Still, Still, Still

It was unusually quiet when the dog and I walked this morning.  Scarcely any vehicles on the roads.  No snow on the ground or reliable ice on the pond, so no kids building snowmen or sledding or skating or even just generally whooping it up.  The lack of snow underfoot meant no creaks or squeaks with the dog’s and my footfalls.  The leaves and random bits of undergrowth that twined in his fur were old and sodden and made no noise.  We made our way in companionable silence.

     My friend Janice is quite taken with that term, she told me once on our way to somewhere together.  It’s a comfortable quiet, rooted in ease and long acquaintance.  No words may pass between you for a while, but any words you’d care to speak would be welcome and acceptable.  It is enough just to be in each other’s company.

     Daughter Number Four came for Christmas.  We chatted, of course, but said nothing of great import.  We put together a Christmas puzzle and watched The Bishop’s Wife.

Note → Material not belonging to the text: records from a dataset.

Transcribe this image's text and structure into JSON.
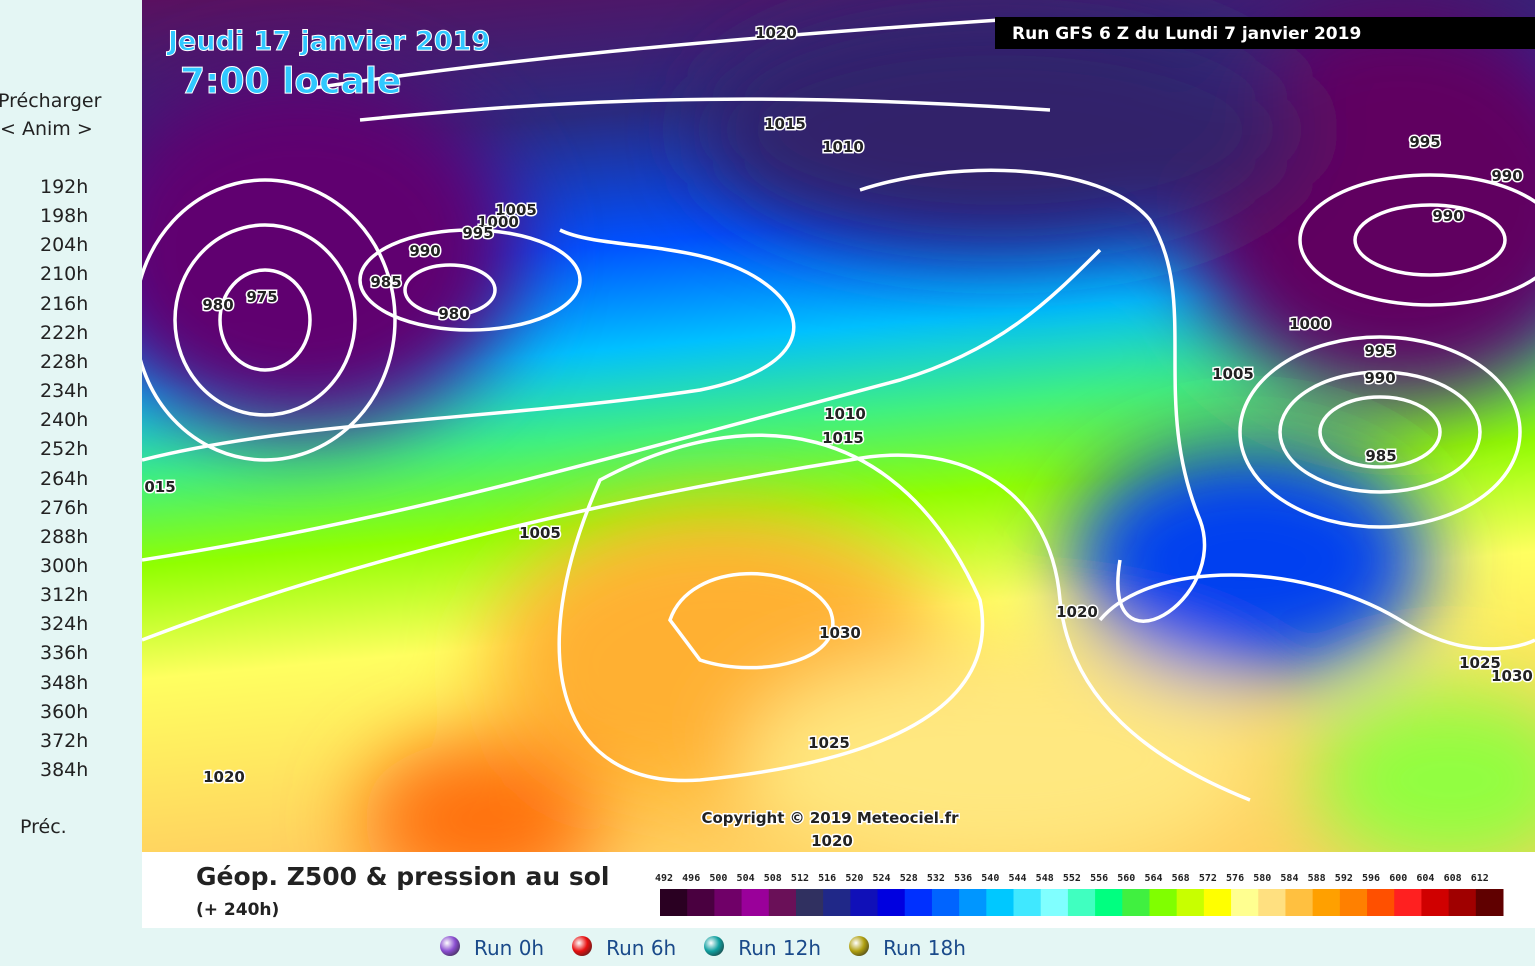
{
  "sidebar": {
    "preload": "Précharger",
    "anim": "< Anim >",
    "hours": [
      {
        "label": "192h",
        "color": "#e81010"
      },
      {
        "label": "198h",
        "color": "#e81010"
      },
      {
        "label": "204h",
        "color": "#e81010"
      },
      {
        "label": "210h",
        "color": "#e81010"
      },
      {
        "label": "216h",
        "color": "#e81010"
      },
      {
        "label": "222h",
        "color": "#e81010"
      },
      {
        "label": "228h",
        "color": "#e81010"
      },
      {
        "label": "234h",
        "color": "#e81010"
      },
      {
        "label": "240h",
        "color": "#e81010"
      },
      {
        "label": "252h",
        "color": "#8a4ed0"
      },
      {
        "label": "264h",
        "color": "#8a4ed0"
      },
      {
        "label": "276h",
        "color": "#8a4ed0"
      },
      {
        "label": "288h",
        "color": "#8a4ed0"
      },
      {
        "label": "300h",
        "color": "#8a4ed0"
      },
      {
        "label": "312h",
        "color": "#8a4ed0"
      },
      {
        "label": "324h",
        "color": "#8a4ed0"
      },
      {
        "label": "336h",
        "color": "#8a4ed0"
      },
      {
        "label": "348h",
        "color": "#8a4ed0"
      },
      {
        "label": "360h",
        "color": "#8a4ed0"
      },
      {
        "label": "372h",
        "color": "#8a4ed0"
      },
      {
        "label": "384h",
        "color": "#8a4ed0"
      }
    ],
    "prev": "Préc."
  },
  "map": {
    "date": "Jeudi 17 janvier 2019",
    "time": "7:00 locale",
    "run": "Run GFS 6 Z du Lundi 7 janvier 2019",
    "copyright": "Copyright © 2019 Meteociel.fr",
    "isobar_labels": [
      "1020",
      "1015",
      "1010",
      "1005",
      "1000",
      "995",
      "990",
      "985",
      "980",
      "975",
      "980",
      "995",
      "990",
      "990",
      "1000",
      "995",
      "990",
      "1005",
      "985",
      "1010",
      "1015",
      "015",
      "1005",
      "1020",
      "1030",
      "1025",
      "1030",
      "1025",
      "1020",
      "1020"
    ]
  },
  "legend": {
    "title": "Géop. Z500 & pression au sol",
    "subtitle": "(+ 240h)",
    "scale": [
      {
        "label": "492",
        "color": "#2a0022"
      },
      {
        "label": "496",
        "color": "#4a0040"
      },
      {
        "label": "500",
        "color": "#700068"
      },
      {
        "label": "504",
        "color": "#9a009a"
      },
      {
        "label": "508",
        "color": "#6a1058"
      },
      {
        "label": "512",
        "color": "#303060"
      },
      {
        "label": "516",
        "color": "#202888"
      },
      {
        "label": "520",
        "color": "#1010b8"
      },
      {
        "label": "524",
        "color": "#0000e0"
      },
      {
        "label": "528",
        "color": "#0030ff"
      },
      {
        "label": "532",
        "color": "#0064ff"
      },
      {
        "label": "536",
        "color": "#0096ff"
      },
      {
        "label": "540",
        "color": "#00c8ff"
      },
      {
        "label": "544",
        "color": "#40e8ff"
      },
      {
        "label": "548",
        "color": "#80ffff"
      },
      {
        "label": "552",
        "color": "#40ffc0"
      },
      {
        "label": "556",
        "color": "#00ff80"
      },
      {
        "label": "560",
        "color": "#40f040"
      },
      {
        "label": "564",
        "color": "#80ff00"
      },
      {
        "label": "568",
        "color": "#c8ff00"
      },
      {
        "label": "572",
        "color": "#ffff00"
      },
      {
        "label": "576",
        "color": "#ffff90"
      },
      {
        "label": "580",
        "color": "#ffe080"
      },
      {
        "label": "584",
        "color": "#ffc040"
      },
      {
        "label": "588",
        "color": "#ffa000"
      },
      {
        "label": "592",
        "color": "#ff8000"
      },
      {
        "label": "596",
        "color": "#ff5000"
      },
      {
        "label": "600",
        "color": "#ff2020"
      },
      {
        "label": "604",
        "color": "#d00000"
      },
      {
        "label": "608",
        "color": "#a00000"
      },
      {
        "label": "612",
        "color": "#600000"
      }
    ]
  },
  "runs": [
    {
      "label": "Run 0h",
      "color": "#8a4ed0"
    },
    {
      "label": "Run 6h",
      "color": "#e81010"
    },
    {
      "label": "Run 12h",
      "color": "#10a0a0"
    },
    {
      "label": "Run 18h",
      "color": "#b0a010"
    }
  ]
}
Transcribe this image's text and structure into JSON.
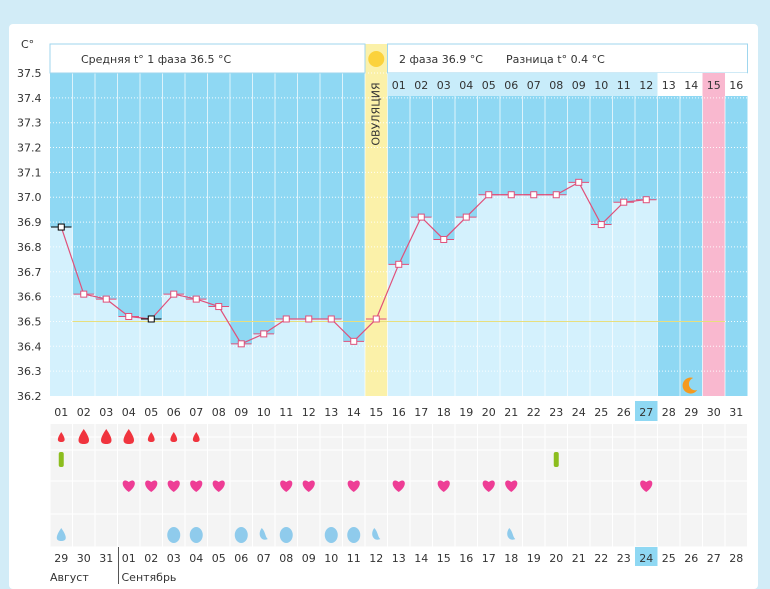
{
  "chart_data": {
    "type": "line",
    "y_unit": "C°",
    "ylim": [
      36.2,
      37.5
    ],
    "y_ticks": [
      "37.5",
      "37.4",
      "37.3",
      "37.2",
      "37.1",
      "37.0",
      "36.9",
      "36.8",
      "36.7",
      "36.6",
      "36.5",
      "36.4",
      "36.3",
      "36.2"
    ],
    "days": [
      "01",
      "02",
      "03",
      "04",
      "05",
      "06",
      "07",
      "08",
      "09",
      "10",
      "11",
      "12",
      "13",
      "14",
      "15",
      "16",
      "17",
      "18",
      "19",
      "20",
      "21",
      "22",
      "23",
      "24",
      "25",
      "26",
      "27",
      "28",
      "29",
      "30",
      "31"
    ],
    "today_index": 26,
    "temperatures": [
      36.88,
      36.61,
      36.59,
      36.52,
      36.51,
      36.61,
      36.59,
      36.56,
      36.41,
      36.45,
      36.51,
      36.51,
      36.51,
      36.42,
      36.51,
      36.73,
      36.92,
      36.83,
      36.92,
      37.01,
      37.01,
      37.01,
      37.01,
      37.06,
      36.89,
      36.98,
      36.99
    ],
    "cover_line": 36.5,
    "ovulation_index": 14,
    "ovulation_label": "ОВУЛЯЦИЯ",
    "period_start_index": 29,
    "moon_index": 28,
    "phase1": {
      "label": "Средняя t° 1 фаза",
      "value": "36.5 °С"
    },
    "phase2": {
      "label": "2 фаза",
      "value": "36.9 °С"
    },
    "difference": {
      "label": "Разница t°",
      "value": "0.4 °С"
    },
    "phase2_days": [
      "01",
      "02",
      "03",
      "04",
      "05",
      "06",
      "07",
      "08",
      "09",
      "10",
      "11",
      "12",
      "13",
      "14",
      "15",
      "16"
    ],
    "bleeding": [
      {
        "day": 0,
        "size": "s"
      },
      {
        "day": 1,
        "size": "l"
      },
      {
        "day": 2,
        "size": "l"
      },
      {
        "day": 3,
        "size": "l"
      },
      {
        "day": 4,
        "size": "s"
      },
      {
        "day": 5,
        "size": "s"
      },
      {
        "day": 6,
        "size": "s"
      }
    ],
    "tests": [
      0,
      22
    ],
    "intercourse": [
      3,
      4,
      5,
      6,
      7,
      10,
      11,
      13,
      15,
      17,
      19,
      20,
      26
    ],
    "discharge": [
      {
        "day": 0,
        "kind": "drop"
      },
      {
        "day": 5,
        "kind": "full"
      },
      {
        "day": 6,
        "kind": "full"
      },
      {
        "day": 8,
        "kind": "full"
      },
      {
        "day": 9,
        "kind": "curl"
      },
      {
        "day": 10,
        "kind": "full"
      },
      {
        "day": 12,
        "kind": "full"
      },
      {
        "day": 13,
        "kind": "full"
      },
      {
        "day": 14,
        "kind": "curl"
      },
      {
        "day": 20,
        "kind": "curl"
      }
    ],
    "calendar_dates": [
      "29",
      "30",
      "31",
      "01",
      "02",
      "03",
      "04",
      "05",
      "06",
      "07",
      "08",
      "09",
      "10",
      "11",
      "12",
      "13",
      "14",
      "15",
      "16",
      "17",
      "18",
      "19",
      "20",
      "21",
      "22",
      "23",
      "24",
      "25",
      "26",
      "27",
      "28"
    ],
    "calendar_red": [
      5,
      6,
      12,
      13,
      19,
      20,
      27
    ],
    "calendar_today_index": 26,
    "month_labels": [
      {
        "day": 0,
        "label": "Август"
      },
      {
        "day": 3,
        "label": "Сентябрь"
      }
    ]
  },
  "colors": {
    "sky": "#8fd8f3",
    "bar": "#d4f1fd",
    "line": "#e0507a",
    "ovulation": "#fbf1a9",
    "period": "#f9b8cf",
    "heart": "#ee3d95",
    "drop_red": "#f0343e",
    "drop_blue": "#8fcbec",
    "test": "#8cbd1e"
  }
}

We were in our own little family bubble and happy to be there, content and with people we love.

     D#4 asked at one point, apropos of internal soundtracks, if I ever had a line from a song pass through my mind that wasn’t the opening line, and had to work my way back to the beginning to figure out what the song was.  Absolutely.  All the time.  Our minds seem to pop up what we need to hear, and it’s up to us to trace it back to its origins and follow it through to the end.

     It had just happened to her with a line from “Angels We Have Heard on High,” she reported.  From there, the conversation moved to preferred pronunciations of “in excelsis Deo.”  And shortly we were listening to how the King’s Singers and the Tabernacle Choir dealt with excelsis.  And the groups’ versions of other Christmas music, and other groups’ versions as well. 

     A recording of a John Rutter album, conducted by John Rutter, led at length to my husband’s glancing up from his book and asking, “Are you just playing the same song over and over?  It all sounds the same.”  We laughed and explained and moved on to non-Rutter recordings.  After a few more comments, my beloved went back to reading.  We were content together.

     As Rascal and I walked this morning, in the unusual quiet, I mused also on the stillness you have with yourself.  It may or may not be pleasant in your own little bubble, as you muse on happy memories or ponder what must be pondered.  One of the ministers at our church, in her benediction after a service, urges quiet, “for God may speak in a whisper.”

     Now is when we remember all the Christmas Eve services in Carol’s little church, a company of the faithful gathered in the northern Michigan cold and darkness to mark the birth of a baby, listening to the familiar words and singing the familiar carols, as our daughter plays the organ and moves yet another minister to tears with an achingly beautiful solo during the quiet of communion. 

     When D#4’s selection of Christmas music during her recent visit yielded “Still, Still, Still,” we remembered another night, when she was in high school.  Her choir had been invited to perform at the City Club one evening of the Christmas season.  The weather was intense, the kind of winter terrible where everyone in the car is quiet so the driver can hear what the tires are doing on the road, and everyone exhales when arriving safely at the destination.

     The parents and audience watched and listened as the kids sang together, a light in the darkness.  The piece the three of us remember above all others was, “Still, Still, Still.”  The lyrics continued, “you can hear the falling snow,” and we could.  The kids sang us a bubble, and we were all inside it with them, and no one, audience or performer, would ever be quite the same.

     The performers remember another side of that evening as well.  Unknown to us, the young people so close together on the City Club’s little stage were, quite literally, clinging to one another.  They had their hands gripped to the backs of each other’s uniforms.  The stage was too small for the group, and hanging on was the kids’ only way to keep each other from falling off the stage.  Depending entirely on each other, they produced the most beautiful bit of singing I’ve ever heard.

     I wish you stillness this Christmas.  Still, still, still.